Patrick, Jeremy and I did the thirty-eight mile bike ride
around San Diego Bay... Beginning at my house
we got to the Ferry Landing in time
to catch the 8:15 boat to Coronado. 
It's Tuesday, and I was reminded the whole way
that the world is kept going by people who work.

The South Bay Salt Works

A paycheck is important.
A good boss is nice.
Benefits... Yes!

That’s not all there is to it.
Pity the person who
Doesn’t know

The honor of work...

Monday, August 20, 2012

And in the Davids' Back Yard...

Over the pool one flitted...
...flirting, I guess...
Soon the other came
and they did a dance
in air...

And then...
Well, what can I say!
I caught them doing it.

Okay, Okay... I admit it...
I’m caught...
It’s confirmed...
I’m a voyeur.

I didn’t turn away.

Sunday, August 19, 2012

I remember, not just vaguely, but very well
a place in the woods where I went as a boy...
a secret place, of course, known to anybody
who had the inclination to walk among ticks
and chiggers and the possibility of snakes...

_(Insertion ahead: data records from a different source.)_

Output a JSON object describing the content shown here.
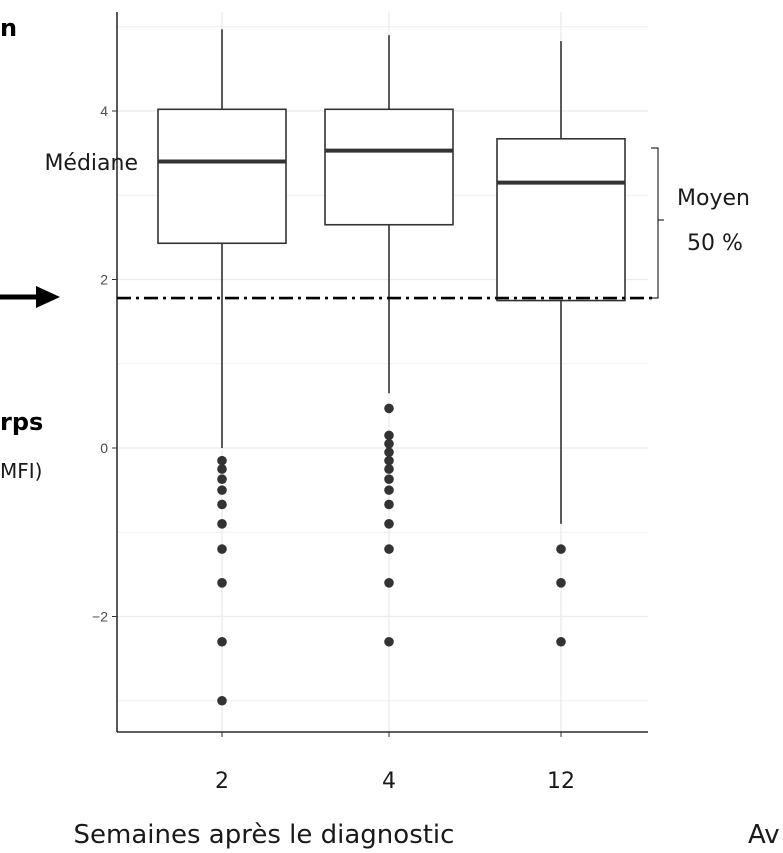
{
  "chart_data": {
    "type": "box",
    "categories": [
      "2",
      "4",
      "12"
    ],
    "boxes": [
      {
        "category": "2",
        "whisker_low": 0.0,
        "q1": 2.43,
        "median": 3.4,
        "q3": 4.02,
        "whisker_high": 4.97,
        "outliers": [
          -0.15,
          -0.25,
          -0.37,
          -0.5,
          -0.67,
          -0.9,
          -1.2,
          -1.6,
          -2.3,
          -3.0
        ]
      },
      {
        "category": "4",
        "whisker_low": 0.65,
        "q1": 2.65,
        "median": 3.53,
        "q3": 4.02,
        "whisker_high": 4.9,
        "outliers": [
          0.47,
          0.15,
          0.05,
          -0.05,
          -0.15,
          -0.25,
          -0.37,
          -0.5,
          -0.67,
          -0.9,
          -1.2,
          -1.6,
          -2.3
        ]
      },
      {
        "category": "12",
        "whisker_low": -0.9,
        "q1": 1.75,
        "median": 3.15,
        "q3": 3.67,
        "whisker_high": 4.83,
        "outliers": [
          -1.2,
          -1.6,
          -2.3
        ]
      }
    ],
    "threshold": 1.78,
    "ylim": [
      -3.4,
      5.3
    ],
    "yticks": [
      -2,
      0,
      2,
      4
    ],
    "xlabel": "Semaines après le diagnostic",
    "grid": true
  },
  "annotations": {
    "median_label": "Médiane",
    "iqr_label_line1": "Moyen",
    "iqr_label_line2": "50 %",
    "left_title_fragment": "n",
    "left_label_bold": "rps",
    "left_label_sub": "MFI)",
    "right_fragment": "Av"
  },
  "colors": {
    "box_fill": "#ffffff",
    "box_stroke": "#333333",
    "median": "#333333",
    "outlier": "#333333",
    "grid": "#ebebeb",
    "threshold": "#000000"
  }
}
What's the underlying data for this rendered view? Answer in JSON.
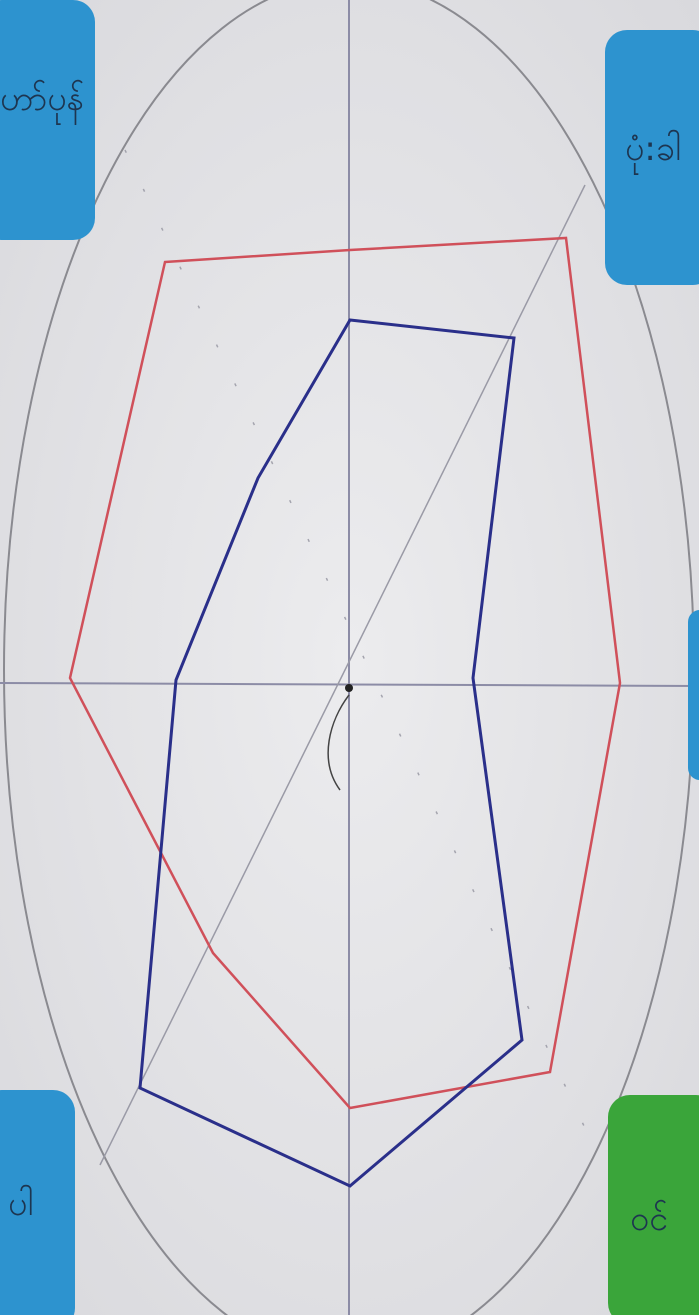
{
  "labels": {
    "top_left": "ဟာ်ပုန်",
    "top_right": "ပုံ:ခါ",
    "bottom_left": "ပါ",
    "bottom_right": "ဝင်"
  }
}
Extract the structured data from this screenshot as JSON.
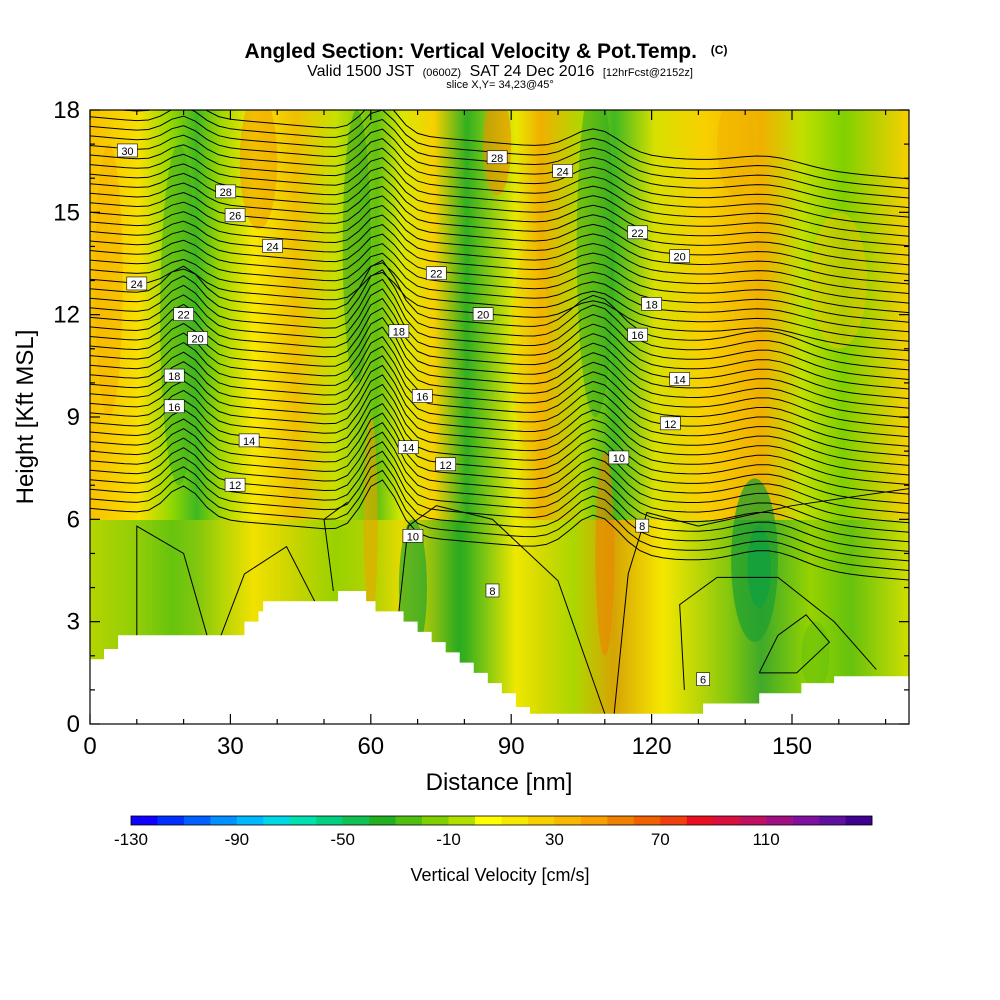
{
  "chart_data": {
    "type": "heatmap",
    "title": "Angled Section: Vertical Velocity & Pot.Temp.",
    "title_units": "(C)",
    "subtitle_parts": [
      "Valid 1500 JST",
      "(0600Z)",
      "SAT 24 Dec 2016",
      "[12hrFcst@2152z]"
    ],
    "slice_label": "slice X,Y= 34,23@45°",
    "xlabel": "Distance [nm]",
    "ylabel": "Height [Kft MSL]",
    "xlim": [
      0,
      175
    ],
    "ylim": [
      0,
      18
    ],
    "x_ticks": [
      0,
      30,
      60,
      90,
      120,
      150
    ],
    "x_tick_labels": [
      "0",
      "30",
      "60",
      "90",
      "120",
      "150"
    ],
    "y_ticks": [
      0,
      3,
      6,
      9,
      12,
      15,
      18
    ],
    "y_tick_labels": [
      "0",
      "3",
      "6",
      "9",
      "12",
      "15",
      "18"
    ],
    "colorbar": {
      "label": "Vertical Velocity [cm/s]",
      "min": -130,
      "max": 150,
      "step": 10,
      "tick_values": [
        -130,
        -90,
        -50,
        -10,
        30,
        70,
        110
      ],
      "tick_labels": [
        "-130",
        "-90",
        "-50",
        "-10",
        "30",
        "70",
        "110"
      ],
      "colors": [
        "#1000ff",
        "#0030ff",
        "#0060ff",
        "#0090ff",
        "#00b8ff",
        "#00d8e8",
        "#00e0b0",
        "#00d080",
        "#10c050",
        "#20b020",
        "#50c010",
        "#80d000",
        "#b0e000",
        "#ffff00",
        "#f8e800",
        "#f8d000",
        "#f8b800",
        "#f8a000",
        "#f08000",
        "#f06000",
        "#f04010",
        "#e81020",
        "#d81040",
        "#c01060",
        "#a01080",
        "#8010a0",
        "#6010a0",
        "#400090"
      ]
    },
    "theta_contours": {
      "labels": [
        {
          "x": 8,
          "y": 16.8,
          "text": "30"
        },
        {
          "x": 29,
          "y": 15.6,
          "text": "28"
        },
        {
          "x": 31,
          "y": 14.9,
          "text": "26"
        },
        {
          "x": 39,
          "y": 14.0,
          "text": "24"
        },
        {
          "x": 10,
          "y": 12.9,
          "text": "24"
        },
        {
          "x": 20,
          "y": 12.0,
          "text": "22"
        },
        {
          "x": 23,
          "y": 11.3,
          "text": "20"
        },
        {
          "x": 18,
          "y": 10.2,
          "text": "18"
        },
        {
          "x": 18,
          "y": 9.3,
          "text": "16"
        },
        {
          "x": 34,
          "y": 8.3,
          "text": "14"
        },
        {
          "x": 31,
          "y": 7.0,
          "text": "12"
        },
        {
          "x": 87,
          "y": 16.6,
          "text": "28"
        },
        {
          "x": 101,
          "y": 16.2,
          "text": "24"
        },
        {
          "x": 74,
          "y": 13.2,
          "text": "22"
        },
        {
          "x": 84,
          "y": 12.0,
          "text": "20"
        },
        {
          "x": 66,
          "y": 11.5,
          "text": "18"
        },
        {
          "x": 71,
          "y": 9.6,
          "text": "16"
        },
        {
          "x": 68,
          "y": 8.1,
          "text": "14"
        },
        {
          "x": 76,
          "y": 7.6,
          "text": "12"
        },
        {
          "x": 69,
          "y": 5.5,
          "text": "10"
        },
        {
          "x": 86,
          "y": 3.9,
          "text": "8"
        },
        {
          "x": 117,
          "y": 14.4,
          "text": "22"
        },
        {
          "x": 126,
          "y": 13.7,
          "text": "20"
        },
        {
          "x": 120,
          "y": 12.3,
          "text": "18"
        },
        {
          "x": 117,
          "y": 11.4,
          "text": "16"
        },
        {
          "x": 126,
          "y": 10.1,
          "text": "14"
        },
        {
          "x": 124,
          "y": 8.8,
          "text": "12"
        },
        {
          "x": 113,
          "y": 7.8,
          "text": "10"
        },
        {
          "x": 118,
          "y": 5.8,
          "text": "8"
        },
        {
          "x": 131,
          "y": 1.3,
          "text": "6"
        }
      ]
    },
    "terrain": [
      [
        0,
        1.9
      ],
      [
        3,
        2.2
      ],
      [
        6,
        2.6
      ],
      [
        19,
        2.6
      ],
      [
        30,
        2.6
      ],
      [
        33,
        3.0
      ],
      [
        36,
        3.3
      ],
      [
        37,
        3.6
      ],
      [
        49,
        3.6
      ],
      [
        52,
        3.6
      ],
      [
        53,
        3.9
      ],
      [
        58,
        3.9
      ],
      [
        59,
        3.6
      ],
      [
        61,
        3.3
      ],
      [
        64,
        3.3
      ],
      [
        67,
        3.0
      ],
      [
        70,
        2.7
      ],
      [
        73,
        2.4
      ],
      [
        76,
        2.1
      ],
      [
        79,
        1.8
      ],
      [
        82,
        1.5
      ],
      [
        85,
        1.2
      ],
      [
        88,
        0.9
      ],
      [
        91,
        0.5
      ],
      [
        94,
        0.3
      ],
      [
        106,
        0.3
      ],
      [
        127,
        0.3
      ],
      [
        131,
        0.6
      ],
      [
        143,
        0.9
      ],
      [
        152,
        1.2
      ],
      [
        159,
        1.4
      ],
      [
        175,
        1.6
      ]
    ]
  }
}
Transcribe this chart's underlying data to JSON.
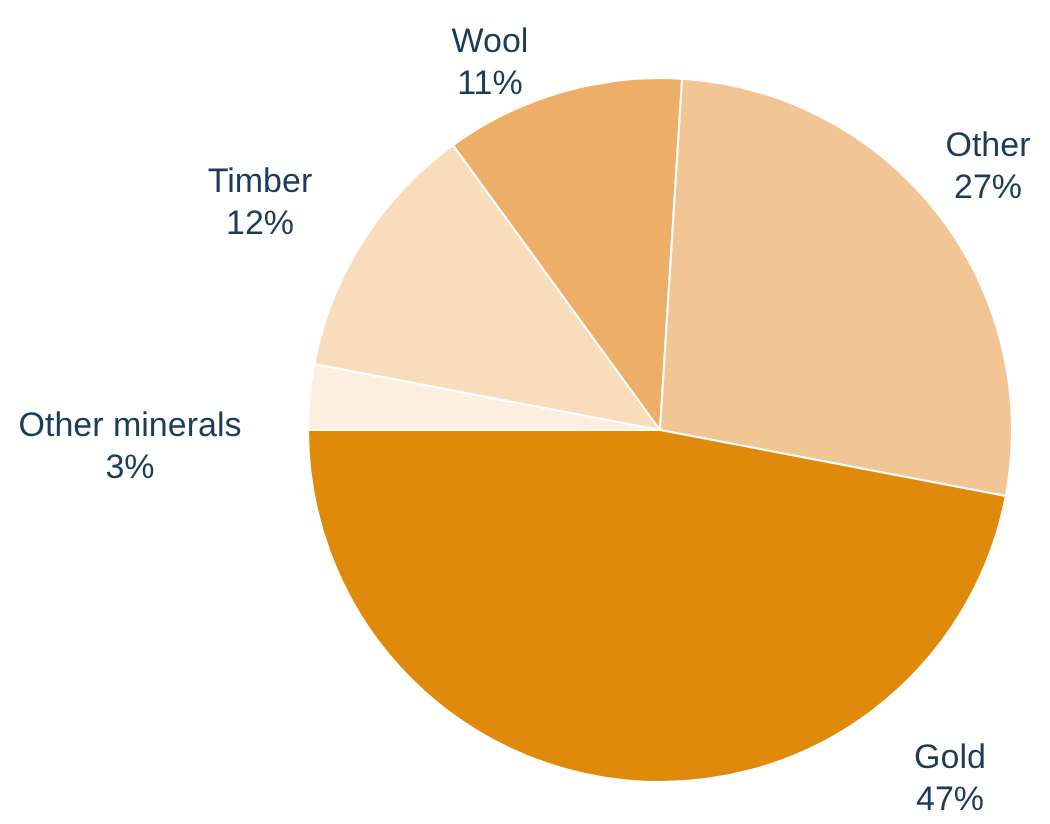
{
  "chart_data": {
    "type": "pie",
    "categories": [
      "Other minerals",
      "Timber",
      "Wool",
      "Other",
      "Gold"
    ],
    "values": [
      3,
      12,
      11,
      27,
      47
    ],
    "value_labels": [
      "3%",
      "12%",
      "11%",
      "27%",
      "47%"
    ],
    "colors": [
      "#fdeee0",
      "#f9dcbc",
      "#edae68",
      "#f2c694",
      "#e08a0b"
    ]
  }
}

But nobody ever ventured there unless invited...
It was my secret spot... a sacred still retreat
beneath the trees beside a murmuring brook.
I did not know then what I know now...that God
is known to children who learn what sacred is

When they discover in themselves a being
rare that can’t be shared... that stays hidden...
that connects with something beyond itself...
that self eternal without regard to time or space,
recognized then and now as who it really is.